Academic psychology and neuroscience have typically centered viewpoints of the dominant culture (WEIRD: Western, Educated, Industrialized, Rich, Democratic), which has influenced both the process and content of contemplative neuroscience. By incorporating more diverse perspectives through a lens of social justice, I present an Intersectional Neuroscience framework that center viewpoints of meditators who belong to minority groups, and use contemplative practices to heal identity-based suffering and build community. I highlight two main approaches to studying this deep contemplative work: 1) community engagement to incorporate diverse perspectives and participants, and 2) individualized multivariate neuroscientific methods to measure meditation skills, which rigorously measure diverse mental states within and between individuals. Community engagement with the East Bay Meditation Center was used to culturally-adapt research procedures for racial and ethnic minorities, LGBTQIA+ people, people with disabilities, the fat community, and people with less income. Importantly, community members were involved at each step, thereby empowering groups that have been historically oppressed in scientific research.
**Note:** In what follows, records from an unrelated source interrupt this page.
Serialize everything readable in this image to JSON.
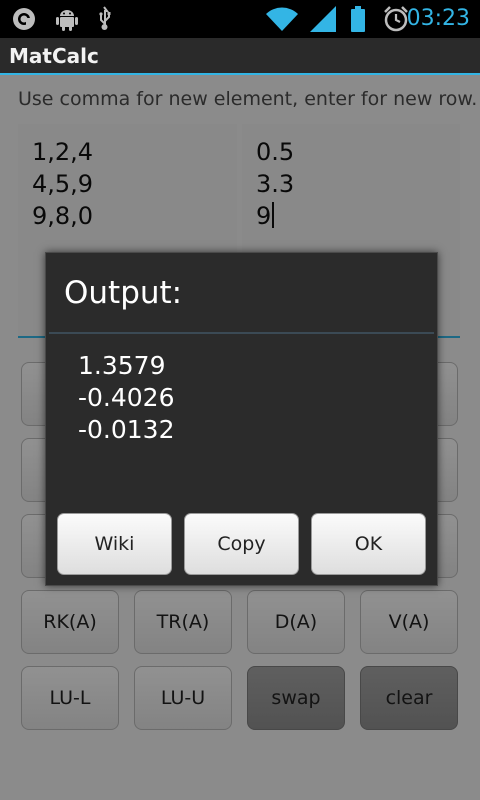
{
  "status_bar": {
    "time": "03:23",
    "icons": [
      "launcher-icon",
      "android-debug-icon",
      "usb-icon",
      "wifi-icon",
      "signal-icon",
      "battery-icon",
      "alarm-icon"
    ],
    "accent_color": "#33b5e5"
  },
  "app": {
    "title": "MatCalc"
  },
  "main": {
    "instruction": "Use comma for new element, enter for new row.",
    "matrix_a_lines": [
      "1,2,4",
      "4,5,9",
      "9,8,0"
    ],
    "matrix_b_lines": [
      "0.5",
      "3.3",
      "9"
    ]
  },
  "buttons": {
    "row4": [
      "RK(A)",
      "TR(A)",
      "D(A)",
      "V(A)"
    ],
    "row5": [
      "LU-L",
      "LU-U",
      "swap",
      "clear"
    ]
  },
  "dialog": {
    "title": "Output:",
    "output_lines": [
      "1.3579",
      "-0.4026",
      "-0.0132"
    ],
    "buttons": [
      "Wiki",
      "Copy",
      "OK"
    ]
  }
}
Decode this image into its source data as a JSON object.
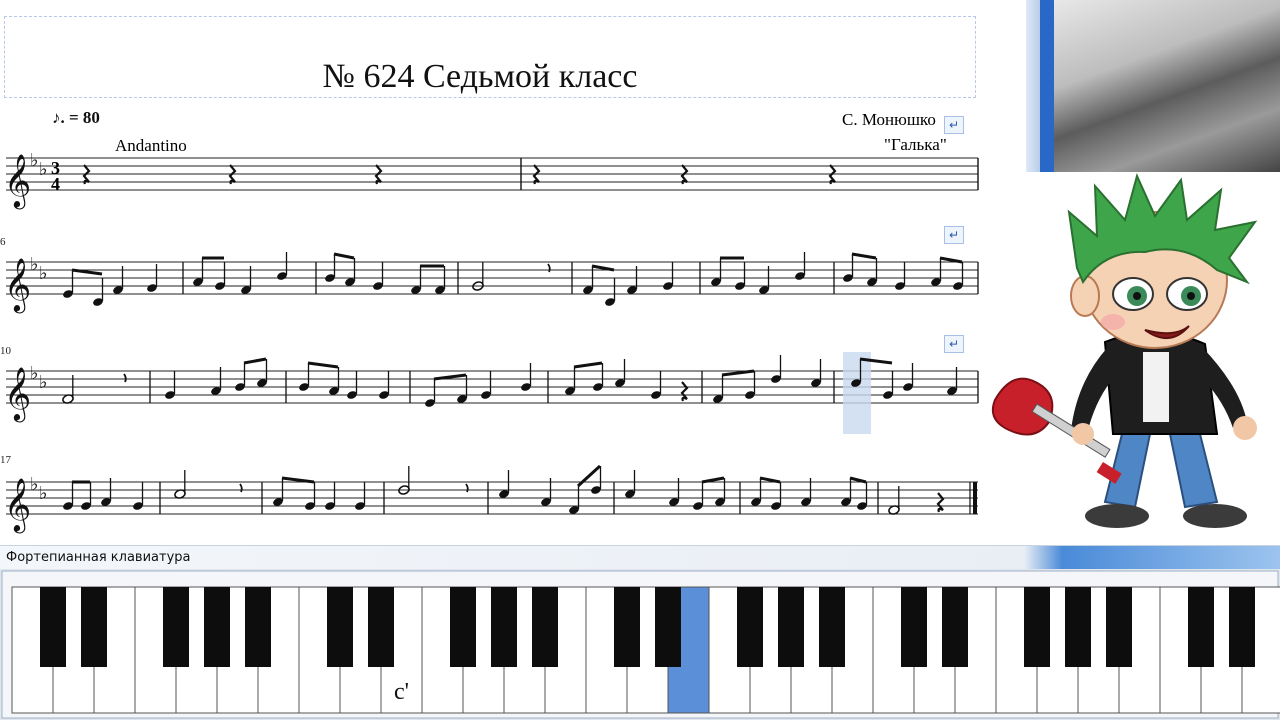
{
  "score": {
    "title": "№ 624 Седьмой класс",
    "tempo_mark": "♪. = 80",
    "tempo_word": "Andantino",
    "composer": "С. Монюшко",
    "subtitle": "\"Галька\"",
    "measure_numbers": [
      "6",
      "10",
      "17"
    ],
    "return_icon": "↵",
    "key_signature": "B-flat major",
    "time_signature": "3/4"
  },
  "side": {
    "photo_icon": "photo-thumbnail",
    "cartoon_icon": "cartoon-boy-with-guitar"
  },
  "keyboard_panel": {
    "title": "Фортепианная клавиатура",
    "note_label": "c'",
    "highlight_color": "#5b8fd8",
    "highlighted_key_index": 16
  }
}
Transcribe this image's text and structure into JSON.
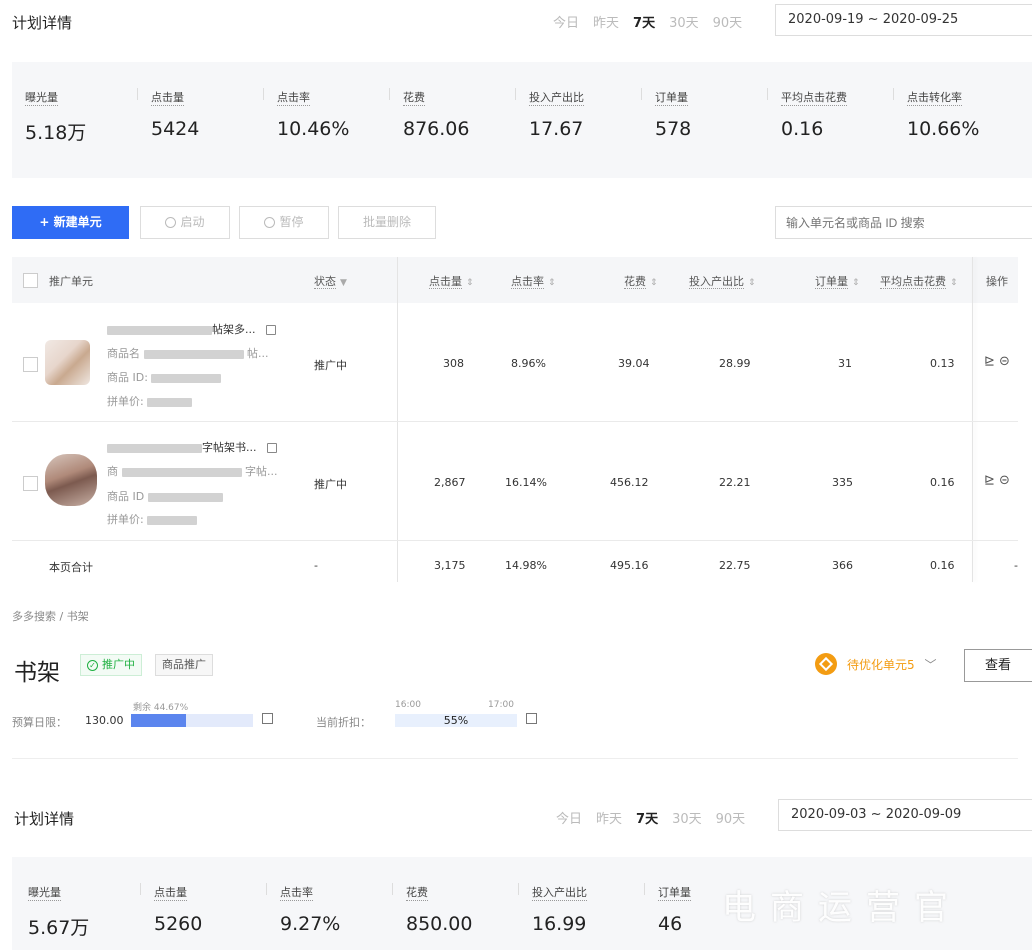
{
  "top": {
    "title": "计划详情",
    "periods": [
      "今日",
      "昨天",
      "7天",
      "30天",
      "90天"
    ],
    "active_period": "7天",
    "date_range": "2020-09-19 ~ 2020-09-25",
    "metrics": [
      {
        "label": "曝光量",
        "value": "5.18万"
      },
      {
        "label": "点击量",
        "value": "5424"
      },
      {
        "label": "点击率",
        "value": "10.46%"
      },
      {
        "label": "花费",
        "value": "876.06"
      },
      {
        "label": "投入产出比",
        "value": "17.67"
      },
      {
        "label": "订单量",
        "value": "578"
      },
      {
        "label": "平均点击花费",
        "value": "0.16"
      },
      {
        "label": "点击转化率",
        "value": "10.66%"
      }
    ]
  },
  "toolbar": {
    "new_unit": "+ 新建单元",
    "start": "启动",
    "pause": "暂停",
    "batch_delete": "批量删除",
    "search_placeholder": "输入单元名或商品 ID 搜索"
  },
  "table": {
    "headers": {
      "unit": "推广单元",
      "status": "状态",
      "clicks": "点击量",
      "ctr": "点击率",
      "cost": "花费",
      "roi": "投入产出比",
      "orders": "订单量",
      "cpc": "平均点击花费",
      "ops": "操作"
    },
    "rows": [
      {
        "name_suffix": "帖架多...",
        "goods_name_label": "商品名",
        "goods_name_tail": "帖...",
        "goods_id_label": "商品 ID:",
        "price_label": "拼单价:",
        "status": "推广中",
        "clicks": "308",
        "ctr": "8.96%",
        "cost": "39.04",
        "roi": "28.99",
        "orders": "31",
        "cpc": "0.13"
      },
      {
        "name_suffix": "字帖架书...",
        "goods_name_label": "商",
        "goods_name_tail": "字帖...",
        "goods_id_label": "商品 ID",
        "price_label": "拼单价:",
        "status": "推广中",
        "clicks": "2,867",
        "ctr": "16.14%",
        "cost": "456.12",
        "roi": "22.21",
        "orders": "335",
        "cpc": "0.16"
      }
    ],
    "total": {
      "label": "本页合计",
      "status": "-",
      "clicks": "3,175",
      "ctr": "14.98%",
      "cost": "495.16",
      "roi": "22.75",
      "orders": "366",
      "cpc": "0.16",
      "ops": "-"
    }
  },
  "plan": {
    "breadcrumb": "多多搜索 / 书架",
    "name": "书架",
    "status_tag": "推广中",
    "type_tag": "商品推广",
    "optimize_label": "待优化单元5",
    "view_button": "查看",
    "budget_label": "预算日限：",
    "budget_value": "130.00",
    "budget_remaining_label": "剩余 44.67%",
    "budget_used_fraction": 0.4533,
    "discount_label": "当前折扣：",
    "discount_time_start": "16:00",
    "discount_time_end": "17:00",
    "discount_value": "55%"
  },
  "bottom": {
    "title": "计划详情",
    "periods": [
      "今日",
      "昨天",
      "7天",
      "30天",
      "90天"
    ],
    "active_period": "7天",
    "date_range": "2020-09-03 ~ 2020-09-09",
    "metrics": [
      {
        "label": "曝光量",
        "value": "5.67万"
      },
      {
        "label": "点击量",
        "value": "5260"
      },
      {
        "label": "点击率",
        "value": "9.27%"
      },
      {
        "label": "花费",
        "value": "850.00"
      },
      {
        "label": "投入产出比",
        "value": "16.99"
      },
      {
        "label": "订单量",
        "value": "46"
      }
    ]
  },
  "watermark": "电商运营官",
  "colors": {
    "primary": "#2f6cf5",
    "success": "#1fb041",
    "warning": "#f39c12"
  }
}
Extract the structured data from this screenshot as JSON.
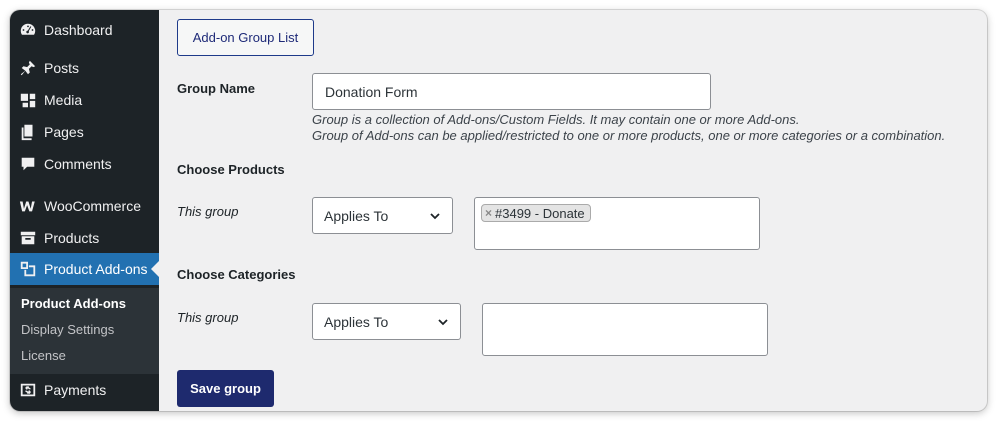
{
  "sidebar": {
    "items": [
      {
        "label": "Dashboard",
        "icon": "dashboard-icon"
      },
      {
        "label": "Posts",
        "icon": "pin-icon"
      },
      {
        "label": "Media",
        "icon": "media-icon"
      },
      {
        "label": "Pages",
        "icon": "pages-icon"
      },
      {
        "label": "Comments",
        "icon": "comment-icon"
      },
      {
        "label": "WooCommerce",
        "icon": "woocommerce-icon"
      },
      {
        "label": "Products",
        "icon": "archive-icon"
      },
      {
        "label": "Product Add-ons",
        "icon": "addons-icon",
        "active": true
      },
      {
        "label": "Payments",
        "icon": "dollar-icon"
      }
    ],
    "submenu": [
      {
        "label": "Product Add-ons",
        "current": true
      },
      {
        "label": "Display Settings"
      },
      {
        "label": "License"
      }
    ]
  },
  "main": {
    "list_button": "Add-on Group List",
    "group_name_label": "Group Name",
    "group_name_value": "Donation Form",
    "group_desc_1": "Group is a collection of Add-ons/Custom Fields. It may contain one or more Add-ons.",
    "group_desc_2": "Group of Add-ons can be applied/restricted to one or more products, one or more categories or a combination.",
    "products": {
      "heading": "Choose Products",
      "this_group": "This group",
      "select_value": "Applies To",
      "tags": [
        "#3499 - Donate"
      ]
    },
    "categories": {
      "heading": "Choose Categories",
      "this_group": "This group",
      "select_value": "Applies To"
    },
    "save_button": "Save group"
  },
  "colors": {
    "sidebar_bg": "#1d2327",
    "active_bg": "#2271b1",
    "primary_button": "#1e2a6e"
  }
}
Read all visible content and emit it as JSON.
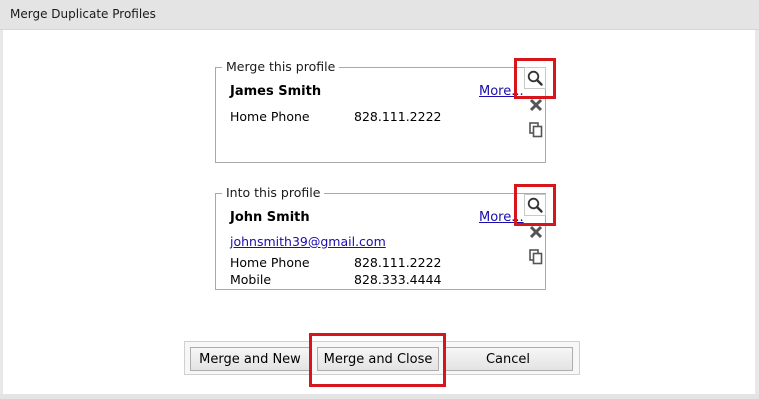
{
  "window": {
    "title": "Merge Duplicate Profiles"
  },
  "source_profile": {
    "legend": "Merge this profile",
    "name": "James Smith",
    "more_link": "More...",
    "fields": [
      {
        "label": "Home Phone",
        "value": "828.111.2222"
      }
    ]
  },
  "target_profile": {
    "legend": "Into this profile",
    "name": "John Smith",
    "more_link": "More...",
    "email": "johnsmith39@gmail.com",
    "fields": [
      {
        "label": "Home Phone",
        "value": "828.111.2222"
      },
      {
        "label": "Mobile",
        "value": "828.333.4444"
      }
    ]
  },
  "buttons": {
    "merge_and_new": "Merge and New",
    "merge_and_close": "Merge and Close",
    "cancel": "Cancel"
  },
  "icons": {
    "view": "search-icon",
    "remove": "close-icon",
    "copy": "copy-icon"
  },
  "colors": {
    "highlight": "#d6151c",
    "link": "#1a0dab"
  }
}
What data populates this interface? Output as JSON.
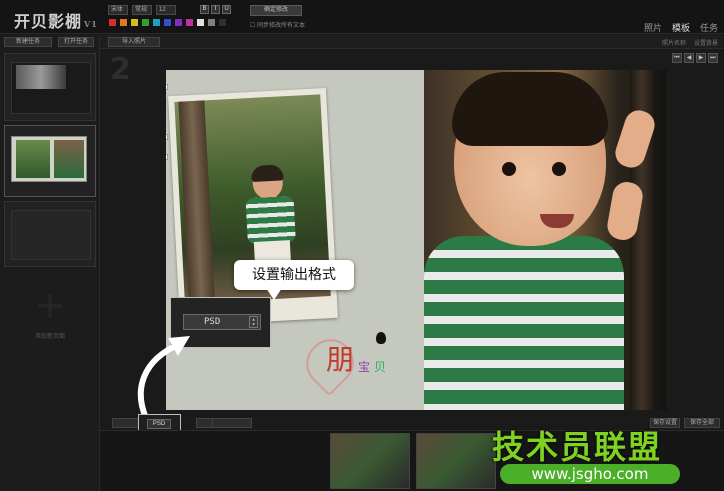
{
  "app": {
    "title": "开贝影棚",
    "version": "V1"
  },
  "toolbar": {
    "font_family": "宋体",
    "font_style": "常规",
    "font_size": "12",
    "format_bold": "B",
    "format_italic": "I",
    "format_underline": "U",
    "apply_button": "确定修改",
    "checkbox_label": "同步修改所有文本",
    "swatch_colors": [
      "#d03030",
      "#e07a20",
      "#d0c020",
      "#30a030",
      "#20a0c0",
      "#3050d0",
      "#8030c0",
      "#c030a0",
      "#e0e0e0",
      "#808080",
      "#303030"
    ]
  },
  "topnav": {
    "items": [
      {
        "label": "照片"
      },
      {
        "label": "模板"
      },
      {
        "label": "任务"
      }
    ],
    "active": 1
  },
  "leftpanel": {
    "new_button": "新建任务",
    "open_button": "打开任务",
    "add_label": "添加新页面"
  },
  "toolbar2": {
    "import_button": "导入照片",
    "right_items": [
      "照片名称",
      "设置背景"
    ]
  },
  "page": {
    "number": "2"
  },
  "callout": {
    "text": "设置输出格式"
  },
  "output_format": {
    "value": "PSD"
  },
  "small_format": {
    "value": "PSD"
  },
  "bottombar": {
    "right_buttons": [
      "保存设置",
      "保存全部"
    ]
  },
  "watermark": {
    "title": "技术员联盟",
    "url": "www.jsgho.com"
  },
  "design": {
    "logo_title": "朋",
    "logo_sub1": "宝",
    "logo_sub2": "贝"
  }
}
To accommodate experiential and neural diversity, we designed the EMBODY Task which uses individualized machine learning applied to functional MRI data to measure diverse mental states during meditation. Machine learning classifiers were trained to learn and recognize brain patterns associated with internal attention states (breath attention, mind wandering, and self-referential processing), and then used to “read the mind” during meditation by estimating the internal focus of attention second-by-second. The EMBODY Task honors each individual’s unique brain structure and function, and provides novel metrics of attention during meditation (such as time attending to the breath) that can be analyzed at the group level. These methodological advances not only improve research in diverse populations but enhance the scientific rigor for the entire field. Throughout, I will highlight the importance of cultivating diverse scholars for enriching the field of contemplative research.